3.The "war" categorization has already brought the whole of NATO - an exclusively Northern alliance - into conflict with a terrorist foe that is primarily located in the South. Moreover, NATO involvement pits predominantly Christian countries against countries (the "harbouring states") that are predominantly Muslim.
Since then things have evolved. President Bush still talks of war - and the US and other media echo him - but he has moved away from unilateralism and seeks to build a coalition. No mention of the United Nations, but a brand new, broader alliance. And I suspect that we are seeing an attempt to turn us all into alliance members, rather than members of the United Nations. Common security against terrorist attacks could have been the theme; the UN could have been the instrument, but we are far from that.
It is impossible to look more than hours ahead with any confidence, but I suspect that the UN is in for even sadder days than those of the last few years. Unless we do something, the odds are that we will be pushed towards a much more overt, and a very troubled, regime of US hegemony.

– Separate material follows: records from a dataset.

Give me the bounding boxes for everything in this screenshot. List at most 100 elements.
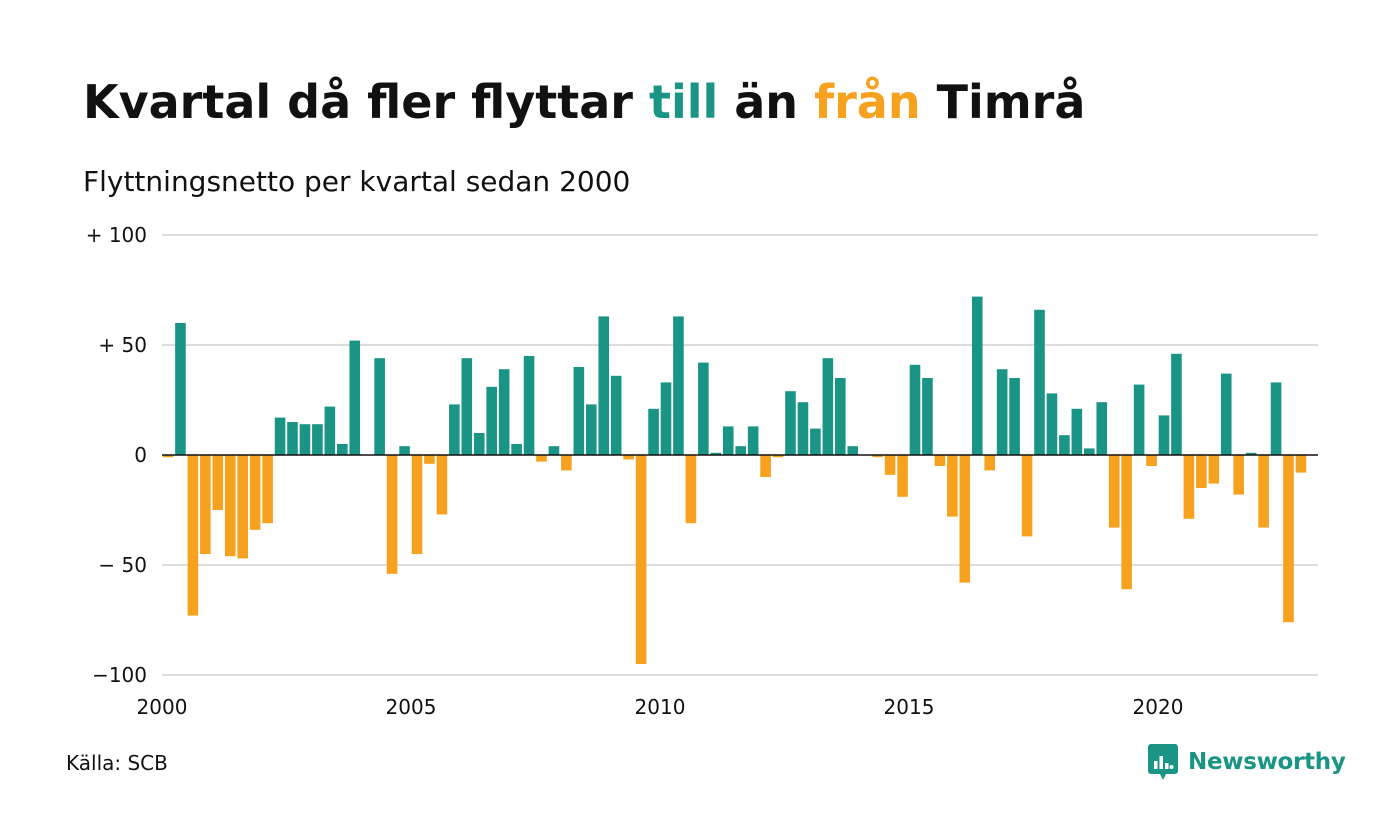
bar: [947, 455, 958, 517]
bar: [1034, 309, 1045, 455]
bar: [1133, 384, 1145, 455]
title-highlight-fran: från: [814, 75, 921, 129]
bar: [536, 455, 547, 462]
bar: [710, 452, 722, 455]
y-tick-label: 0: [134, 443, 147, 467]
bar: [262, 455, 273, 524]
bar: [224, 455, 236, 557]
bar: [722, 426, 734, 455]
bar: [573, 367, 585, 455]
bar: [349, 340, 361, 455]
bar: [498, 369, 510, 455]
bar: [175, 323, 186, 455]
bar: [698, 362, 709, 455]
x-tick-label: 2010: [635, 695, 686, 719]
x-tick-label: 2000: [137, 695, 188, 719]
bar: [623, 455, 634, 460]
bar: [1295, 455, 1307, 473]
bar: [1233, 455, 1244, 495]
y-axis-tick-labels: + 100 + 50 0 − 50 −100: [86, 223, 147, 687]
bar: [1084, 448, 1095, 455]
bar: [1283, 455, 1294, 623]
title-part-2: än: [718, 75, 815, 129]
bar: [934, 455, 946, 466]
bar: [1270, 382, 1282, 455]
newsworthy-logo-icon: [1148, 744, 1178, 780]
bar: [598, 316, 610, 455]
x-tick-label: 2015: [884, 695, 935, 719]
bar: [424, 455, 435, 464]
chart-title: Kvartal då fler flyttar till än från Tim…: [83, 70, 1085, 134]
bar: [1171, 353, 1182, 455]
bar: [274, 417, 286, 455]
bar: [374, 358, 385, 455]
brand-name: Newsworthy: [1188, 749, 1346, 775]
bar: [735, 446, 746, 455]
bar: [337, 444, 348, 455]
bar: [461, 358, 473, 455]
bar: [1158, 415, 1170, 455]
bar: [200, 455, 211, 554]
bar: [797, 402, 809, 455]
bar: [1096, 402, 1108, 455]
bar: [772, 455, 784, 458]
x-axis-tick-labels: 2000 2005 2010 2015 2020: [137, 695, 1184, 719]
bar: [971, 296, 983, 455]
y-tick-label: −100: [92, 663, 147, 687]
bar: [922, 378, 933, 455]
bar: [249, 455, 261, 530]
bar: [847, 446, 859, 455]
bar: [411, 455, 423, 554]
bar: [747, 426, 759, 455]
bar: [785, 391, 796, 455]
bar: [324, 406, 336, 455]
bar: [872, 455, 883, 458]
bar: [287, 422, 298, 455]
bar: [1046, 393, 1058, 455]
bar: [810, 428, 821, 455]
bar: [523, 356, 535, 455]
bar: [822, 358, 834, 455]
title-part-1: Kvartal då fler flyttar: [83, 75, 649, 129]
brand-logo[interactable]: Newsworthy: [1148, 742, 1346, 782]
x-tick-label: 2020: [1133, 695, 1184, 719]
bar: [386, 455, 398, 574]
bar: [897, 455, 908, 497]
bar: [673, 316, 684, 455]
bar: [835, 378, 846, 455]
bar: [312, 424, 323, 455]
bar: [1245, 452, 1257, 455]
bar: [685, 455, 697, 524]
bar: [548, 446, 560, 455]
bar: [635, 455, 647, 664]
chart-subtitle: Flyttningsnetto per kvartal sedan 2000: [83, 165, 631, 198]
bar: [187, 455, 199, 616]
bar: [1009, 378, 1020, 455]
bar: [1196, 455, 1207, 488]
bar: [561, 455, 572, 471]
source-note: Källa: SCB: [66, 751, 168, 775]
bar: [1121, 455, 1132, 590]
bar: [1208, 455, 1220, 484]
bar: [610, 375, 622, 455]
bar: [1059, 435, 1070, 455]
bar: [162, 455, 174, 458]
bar: [399, 446, 410, 455]
bar: [1146, 455, 1157, 466]
bar: [648, 408, 659, 455]
x-tick-label: 2005: [386, 695, 437, 719]
bar: [212, 455, 224, 510]
bar: [660, 382, 672, 455]
bar: [1220, 373, 1232, 455]
y-tick-label: − 50: [98, 553, 147, 577]
bar: [1258, 455, 1269, 528]
bar: [959, 455, 971, 583]
bar: [996, 369, 1008, 455]
bars: [162, 296, 1307, 664]
bar: [511, 444, 522, 455]
bar: [1183, 455, 1195, 519]
bar: [237, 455, 248, 559]
bar: [473, 433, 485, 455]
title-part-3: Timrå: [920, 75, 1086, 129]
y-tick-label: + 100: [86, 223, 147, 247]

Let me stress the urgency of the situation. If we cannot get our governments to insist ceaselessly that this is a "common security" problem, something the UN was created to cope with, US hegemony waits in the wings.
We must urge Canada to set about forming a "Coalition for Action through the UN", linking together nations from North and South to put a check on Bush's coalition for war.
I think the UN - the whole concept of peace through sane, carefully built global governance - is in real danger.
Now is the time to re-instate and reinforce the UN. Canada should be providing leadership.
Notes
(i) Lively accounts of the Congo mission can be found in two books by Brian Urquhart: A Life in Peace and War. New York and London: W.W. Norton, 1987 and Ralph Bunche: An American Life. New York and London, W.W.Norton, 1993
(ii) UN Security Council, General Assembly, Report of the Panel on Peace Operations, 21 August 2000. A/55/305 - S/2000/809. The panel was chaired by Lakhdar Brahimi, former Foreign Minister of Algeria.
(iii) David Cortright and George A Lopez, The Sanctions Decade. A Project of the International Peace Academy. Boulder: Lynne Rienner,2000, pp.223 4.
(iv) The Canadian Ambassador to the UN, Robert Fowler broke important new ground when he was chair of the Angola sanctions committee in 1999.